Penelitian ini bertujuan ini untuk ;
Mengidentifikasi potensi dari sektor unggulan di Kawasan Wade, Menganalisis
dampak pengganda (multiplier effect)
dari pengembangan kawasan Wade terhadap peningkatan pendapatan masyarakat
disekitar kawasan Wade, Menganalisis dampak pengembangan kawasan Wade terhadap
pertumbuhan ekonomi di Kabupaten Lembata, Merencanakan kebijakan yang bersifat
strategis dan operasional dalam membangun sektor unggulan di kawasan Wade.
Kondisi eksisting Kabupaten Lembata menggambarkan; (1) aspek administratif dan
geografis, aspek sosial, ekonomi, budaya dan kependudukan, (2) kondisi
perekonomian regional Kabupaten Lembata, (3) aspek produksi dan distribusi
komoditi kesembilan sektor ekonomi utama, (4) aspek pendidikan dan kesehatan,
(5) aspek biofisik dan pertanian, (6) dan aspek ruang, wilayah dan
infrastruktur.
Kawasan Wade beriklim (E) agak kering dengan vegetasi
hutan sabana, berpeluang hujan 75% dimulai awal tanam pada minggu IV November.
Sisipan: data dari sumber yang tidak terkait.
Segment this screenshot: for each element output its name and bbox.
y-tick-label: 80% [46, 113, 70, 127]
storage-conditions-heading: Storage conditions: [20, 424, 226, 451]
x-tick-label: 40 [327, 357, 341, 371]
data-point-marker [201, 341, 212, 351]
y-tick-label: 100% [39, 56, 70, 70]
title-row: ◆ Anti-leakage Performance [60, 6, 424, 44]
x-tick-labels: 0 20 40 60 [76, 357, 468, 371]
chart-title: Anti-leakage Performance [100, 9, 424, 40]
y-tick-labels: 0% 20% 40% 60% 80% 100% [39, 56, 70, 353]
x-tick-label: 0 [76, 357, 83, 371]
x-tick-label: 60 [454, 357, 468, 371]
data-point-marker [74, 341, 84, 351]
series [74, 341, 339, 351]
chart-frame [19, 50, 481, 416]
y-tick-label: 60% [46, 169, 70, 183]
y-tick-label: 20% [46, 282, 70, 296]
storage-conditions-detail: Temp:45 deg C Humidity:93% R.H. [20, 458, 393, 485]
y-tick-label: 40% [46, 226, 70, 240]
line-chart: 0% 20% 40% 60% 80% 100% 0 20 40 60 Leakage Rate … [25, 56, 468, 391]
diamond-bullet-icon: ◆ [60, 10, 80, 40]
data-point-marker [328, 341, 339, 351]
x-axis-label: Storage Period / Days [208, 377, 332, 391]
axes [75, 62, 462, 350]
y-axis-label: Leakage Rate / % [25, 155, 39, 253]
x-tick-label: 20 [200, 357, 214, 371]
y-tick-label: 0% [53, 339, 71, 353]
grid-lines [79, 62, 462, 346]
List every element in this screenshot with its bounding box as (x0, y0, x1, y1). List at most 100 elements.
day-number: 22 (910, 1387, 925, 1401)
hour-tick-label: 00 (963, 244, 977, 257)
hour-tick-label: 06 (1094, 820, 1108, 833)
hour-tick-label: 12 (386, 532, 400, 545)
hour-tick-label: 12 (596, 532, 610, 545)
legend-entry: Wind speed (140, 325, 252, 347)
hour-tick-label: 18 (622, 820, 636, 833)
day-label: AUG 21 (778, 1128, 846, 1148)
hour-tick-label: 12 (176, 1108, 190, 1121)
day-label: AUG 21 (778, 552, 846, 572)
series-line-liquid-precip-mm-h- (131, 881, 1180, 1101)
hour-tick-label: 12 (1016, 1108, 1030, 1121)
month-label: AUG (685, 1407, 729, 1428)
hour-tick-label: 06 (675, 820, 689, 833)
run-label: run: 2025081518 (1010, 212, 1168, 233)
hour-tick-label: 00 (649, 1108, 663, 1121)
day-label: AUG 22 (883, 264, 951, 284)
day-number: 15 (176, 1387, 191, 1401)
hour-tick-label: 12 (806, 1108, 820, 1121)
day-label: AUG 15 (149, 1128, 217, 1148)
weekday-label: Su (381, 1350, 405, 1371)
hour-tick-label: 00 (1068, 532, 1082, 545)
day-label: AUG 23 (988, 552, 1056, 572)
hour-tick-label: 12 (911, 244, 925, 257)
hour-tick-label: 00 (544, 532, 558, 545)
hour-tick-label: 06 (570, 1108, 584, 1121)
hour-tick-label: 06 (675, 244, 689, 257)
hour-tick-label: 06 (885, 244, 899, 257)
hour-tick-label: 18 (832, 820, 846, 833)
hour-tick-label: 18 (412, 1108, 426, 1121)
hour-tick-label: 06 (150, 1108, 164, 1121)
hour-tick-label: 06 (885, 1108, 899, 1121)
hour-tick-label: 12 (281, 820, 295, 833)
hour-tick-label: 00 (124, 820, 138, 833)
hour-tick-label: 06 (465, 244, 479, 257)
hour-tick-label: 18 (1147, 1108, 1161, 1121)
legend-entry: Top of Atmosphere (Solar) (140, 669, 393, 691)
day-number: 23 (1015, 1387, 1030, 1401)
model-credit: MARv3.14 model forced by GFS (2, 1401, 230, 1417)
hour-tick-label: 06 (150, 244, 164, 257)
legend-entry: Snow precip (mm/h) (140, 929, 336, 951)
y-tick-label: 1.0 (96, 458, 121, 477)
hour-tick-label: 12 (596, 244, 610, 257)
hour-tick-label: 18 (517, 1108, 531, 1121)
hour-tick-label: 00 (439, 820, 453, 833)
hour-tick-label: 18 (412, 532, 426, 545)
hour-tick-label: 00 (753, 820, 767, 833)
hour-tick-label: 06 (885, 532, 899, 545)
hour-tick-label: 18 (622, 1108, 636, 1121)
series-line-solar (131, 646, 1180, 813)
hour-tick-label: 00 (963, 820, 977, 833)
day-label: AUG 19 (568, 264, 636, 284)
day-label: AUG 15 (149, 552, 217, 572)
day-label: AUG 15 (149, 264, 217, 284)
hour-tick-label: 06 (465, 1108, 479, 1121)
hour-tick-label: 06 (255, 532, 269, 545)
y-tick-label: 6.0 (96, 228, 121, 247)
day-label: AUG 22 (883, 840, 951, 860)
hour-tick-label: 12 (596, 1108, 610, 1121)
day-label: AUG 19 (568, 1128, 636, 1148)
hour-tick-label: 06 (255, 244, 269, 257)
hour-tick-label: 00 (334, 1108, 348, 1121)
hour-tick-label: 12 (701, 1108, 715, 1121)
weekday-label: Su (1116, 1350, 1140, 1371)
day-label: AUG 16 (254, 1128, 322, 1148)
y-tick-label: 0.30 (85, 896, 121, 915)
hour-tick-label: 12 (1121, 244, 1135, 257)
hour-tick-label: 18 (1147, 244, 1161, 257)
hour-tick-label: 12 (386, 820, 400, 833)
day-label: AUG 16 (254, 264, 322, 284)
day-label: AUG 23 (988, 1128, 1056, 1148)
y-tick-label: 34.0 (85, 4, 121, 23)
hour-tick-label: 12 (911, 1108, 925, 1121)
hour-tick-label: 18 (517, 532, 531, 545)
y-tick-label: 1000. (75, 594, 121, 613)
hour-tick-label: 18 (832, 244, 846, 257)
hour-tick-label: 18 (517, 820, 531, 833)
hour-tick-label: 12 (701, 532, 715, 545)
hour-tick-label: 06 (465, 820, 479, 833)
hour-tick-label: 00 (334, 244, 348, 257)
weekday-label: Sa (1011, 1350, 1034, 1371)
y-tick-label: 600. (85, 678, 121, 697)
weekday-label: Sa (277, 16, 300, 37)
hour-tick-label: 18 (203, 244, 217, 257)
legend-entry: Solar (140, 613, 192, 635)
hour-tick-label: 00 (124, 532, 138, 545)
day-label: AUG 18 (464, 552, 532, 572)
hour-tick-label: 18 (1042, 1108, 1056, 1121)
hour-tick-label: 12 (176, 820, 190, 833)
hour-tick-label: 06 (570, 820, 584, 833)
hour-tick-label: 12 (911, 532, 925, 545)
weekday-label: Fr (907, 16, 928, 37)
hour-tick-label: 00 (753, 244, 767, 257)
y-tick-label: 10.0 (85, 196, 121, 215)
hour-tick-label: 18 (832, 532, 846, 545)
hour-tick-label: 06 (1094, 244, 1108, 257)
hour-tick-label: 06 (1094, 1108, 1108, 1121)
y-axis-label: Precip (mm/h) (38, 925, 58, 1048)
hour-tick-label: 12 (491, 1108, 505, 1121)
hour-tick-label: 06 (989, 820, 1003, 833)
Seluas 682 Ha; 45% diantaranya datar dan
0-8% landai berkecuraman lereng, 33% bukit dan bergelombang, dan sisanya
20% curam. Tekstur tanah lempung berpasir dengan hara tersedia ‘rendah’ dan
bahaya erosi ringan. Seluas 421,5 Ha cocok untuk tanaman pangan dan perkebunan,
215,99 Ha cocok untuk pakan ternak, dan sisanya 46,88 Ha hanya untuk
dikonservasi. Jenis tanaman pangan yang adaptif dikembangkan dengan minimum tillage; jagung varietas bersari bebas,
berumur tanam 75-90 hari cocok ditanam didataran rendah hingga tinggi; kacang
tanah varietas lokal berumur tanam 95-105 hari berproduktivitas 2-3,5 ton/ha;
kacang hijau varietas Betet/MLG947 berumur tanam 55 hari akan berproduktivitas
1-1,2 ton/ha. Jambu mete dan kelapa varietas lokal sangat toleran dengan memperhatikan ketersediaan unsur hara
agar tetap stabil melalui penambahan pupuk mineral dan pemangkasan pohon mete.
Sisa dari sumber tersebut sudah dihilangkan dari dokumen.